I have a topology with a spout that emits a tuple to the status stream and is picked up by the StatusUpdaterBolt, which in turn write data to an elasticsearch index.
The spout emits a tuple with a Metadata object that contains certain metadata (eg: crawler
).
This is not being written to the status index.
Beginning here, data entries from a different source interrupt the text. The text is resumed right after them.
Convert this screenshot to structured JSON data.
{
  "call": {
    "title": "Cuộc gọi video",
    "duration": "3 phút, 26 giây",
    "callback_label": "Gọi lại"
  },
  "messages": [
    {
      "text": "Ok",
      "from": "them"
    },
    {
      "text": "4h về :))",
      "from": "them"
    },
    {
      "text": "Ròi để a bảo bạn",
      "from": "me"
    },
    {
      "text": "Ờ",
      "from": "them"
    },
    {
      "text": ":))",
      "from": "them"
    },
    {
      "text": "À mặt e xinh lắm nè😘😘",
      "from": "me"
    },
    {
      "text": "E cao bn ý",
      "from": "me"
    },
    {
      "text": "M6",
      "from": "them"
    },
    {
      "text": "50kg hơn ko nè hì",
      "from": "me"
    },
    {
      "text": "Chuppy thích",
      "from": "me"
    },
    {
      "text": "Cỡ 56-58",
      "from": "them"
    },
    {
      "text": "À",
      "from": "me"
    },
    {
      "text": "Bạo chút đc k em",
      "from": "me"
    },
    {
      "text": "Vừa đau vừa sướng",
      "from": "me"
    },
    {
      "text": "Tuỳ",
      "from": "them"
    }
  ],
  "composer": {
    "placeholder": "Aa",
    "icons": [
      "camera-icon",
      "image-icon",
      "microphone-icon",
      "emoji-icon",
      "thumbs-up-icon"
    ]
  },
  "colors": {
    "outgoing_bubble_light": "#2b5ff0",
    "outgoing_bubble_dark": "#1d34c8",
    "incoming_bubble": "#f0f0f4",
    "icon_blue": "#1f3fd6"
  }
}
The config looks something like this:
bolts:
- id: "myspout"
className: com.mycompany.MySpout
parallelism: 8
- id: "status"
className: com.digitalpebble.stormcrawler.elasticsearch.persistence.StatusUpdaterBolt
parallelism: 4
streams:
- from: "myspout"
to: "status"
grouping:
type: FIELDS
args: ["url"]
streamId: "status"
The Metadata object is built like this:
Metadata metadata = new Metadata();
...
metadata.setValue("crawler", "mycrawl");
and then is emitted:
collector.emit(new Values(url, metadata));
Why would the custom properties not get written to the status index?
Versions:
storm: 2.4.0 stormcrawler: 2.8
As per the documentation here: https://github.com/DigitalPebble/storm-crawler/wiki/MetadataTransfer
It's important to specify what fields you want transferred/persisted into the status index. If you don't, it won't get persisted.
In your example:
metadata.persist:
- crawler
Note: If you were using parsefilters to extract Outlinks, you'd also need to include:
metadata.transfer:
- crawler
if you wanted it on new documents generated by outlink identification.